Haydi Kızlar Sergiye





Ressam arkadaşımız Sevgili Mamila'nın yanında olduğumu hissettirmek ve çok uzaklardan hiç olmazsa sanal buketimi göndermek istedim. Nice başarılı sergiler Mamilacığım...

Haziran 29, 2006

Kağıt Kırkyama


Plastik yoğurt kaplarından birine acıdım çöpe gitmesin diye, birazcık uğraştım. Hedefim düğme kutusu yapmaktı. Bizde eskiyen elbiselerin düğmeleri (bu arada söylemek istiyorum, hiçbir elbiseyi eskitemedim ben:)) bir kutuda saklanır ve ihtiyaç doğduğunda kutuda uygun bulunursa oradan dikilir.Kumaşdan kırkyama olurda kağıtdan olmazmı düşüncesiyle, eski dergi sayfalarından bütünlük sağlayacak renkleri seçerek çıkardım. Kağıtları düzensiz bir şekilde elimle parçaladım ve bolca duvar kağıdı tutkalı sürerek, gelişigüzel yapıştırdım.Hava kabarcığı kalmamasına, ek yerlerinin düzgün olmasına dikkat ettim. Açık havada kuruttuktan sonra pilot kalemle ekyerlerini zigzag çizerek belirginleştirdim.Bazı motiflerin üzerine eflatun pul ve ağız kısmına 2 sıra ince kordon yapıştırdım. Daha önce bu yöntemli bir hanım Derya Baykal'ın programında anlatmıştı.



Yoğurt kabının içini ve alt kısmını da aynı yöntemle kapattım. Sadece vernik işi kaldı, sprey vernikle tamamlayacağım.

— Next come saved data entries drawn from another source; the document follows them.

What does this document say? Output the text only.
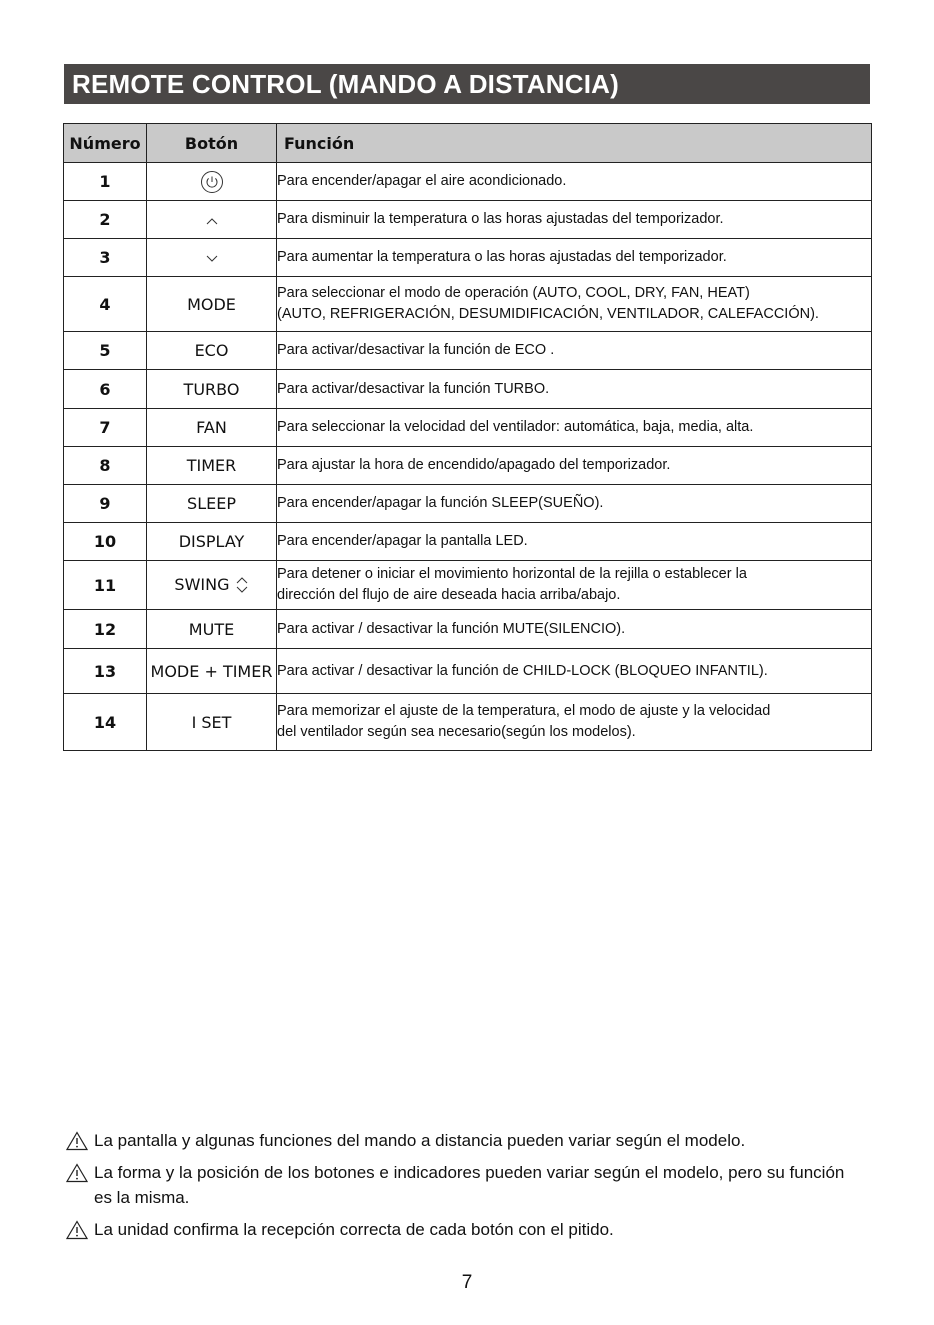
REMOTE CONTROL (MANDO A DISTANCIA)
Número	Botón	Función
1		Para encender/apagar el aire acondicionado.

2		Para disminuir la temperatura o las horas ajustadas del temporizador.

3		Para aumentar la temperatura o las horas ajustadas del temporizador.

4	MODE	Para seleccionar el modo de operación (AUTO, COOL, DRY, FAN, HEAT)
(AUTO, REFRIGERACIÓN, DESUMIDIFICACIÓN, VENTILADOR, CALEFACCIÓN).

5	ECO	Para activar/desactivar la función de ECO .

6	TURBO	Para activar/desactivar la función TURBO.

7	FAN	Para seleccionar la velocidad del ventilador: automática, baja, media, alta.

8	TIMER	Para ajustar la hora de encendido/apagado del temporizador.

9	SLEEP	Para encender/apagar la función SLEEP(SUEÑO).

10	DISPLAY	Para encender/apagar la pantalla LED.

11	SWING	Para detener o iniciar el movimiento horizontal de la rejilla o establecer la
dirección del flujo de aire deseada hacia arriba/abajo.

12	MUTE	Para activar / desactivar la función MUTE(SILENCIO).

13	MODE + TIMER	Para activar / desactivar la función de CHILD-LOCK (BLOQUEO INFANTIL).

14	I SET	Para memorizar el ajuste de la temperatura, el modo de ajuste y la velocidad
del ventilador según sea necesario(según los modelos).
La pantalla y algunas funciones del mando a distancia pueden variar según el modelo.
La forma y la posición de los botones e indicadores pueden variar según el modelo, pero su función es la misma.
La unidad confirma la recepción correcta de cada botón con el pitido.
7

Aslında fotoğraflarken her açıda farklı desen ve kompozisyon çıktı, çok fotoğraf olmasın diye sadece ikisini koydum bloğa.Ne dersiniz işe yaramışmı arkadaşlar.

Haziran 23, 2006

Yaşama Enerji Katalım

relax800x600

Son günlerde aynı eksende dönmekten çok yoruldum. Yaşama yeni bir enerji katabilmek için kısa sürede olsa mekan değiştirmek, farklı şeyler yapmak bana çok iyi gelir. Her yıl Mayıs ayında yazlık sezona başlardık, bu kez geciktik. Aslında gideceğim yerde de temizlik, düzen, alışveriş beni bekliyor ama yine de denize girebileceğim, elime kitabımı alıp birkaç sayfa okuyabileceğim ve dağdan denize eserken evime uğrayan mis gibi çiçek kokulu havayı içime çekebileceğim. Velhasıl kısa da olsa iyi gelecek bana. Serracığımın sende mi dediğini duyar gibiyim. Sadece 3 gün sonra kısmet olursa yine burada olacağım ve bu yaz boyu becerebilirsem ayrı ayrı zamanlarda birer haftalık 2 kez tatil yapacağım. Zaten yıllardır 15 gün izni bir defada hiç kullanmadım, hep ekonomik kullanıyorum anlayacağınız. Salı günü tekrar görüşmek üzere sevgili arkadaşlar hoşçakalın, kendinize yeni enerjiler katmaya çalışın. Hepinizi çok seviyorum.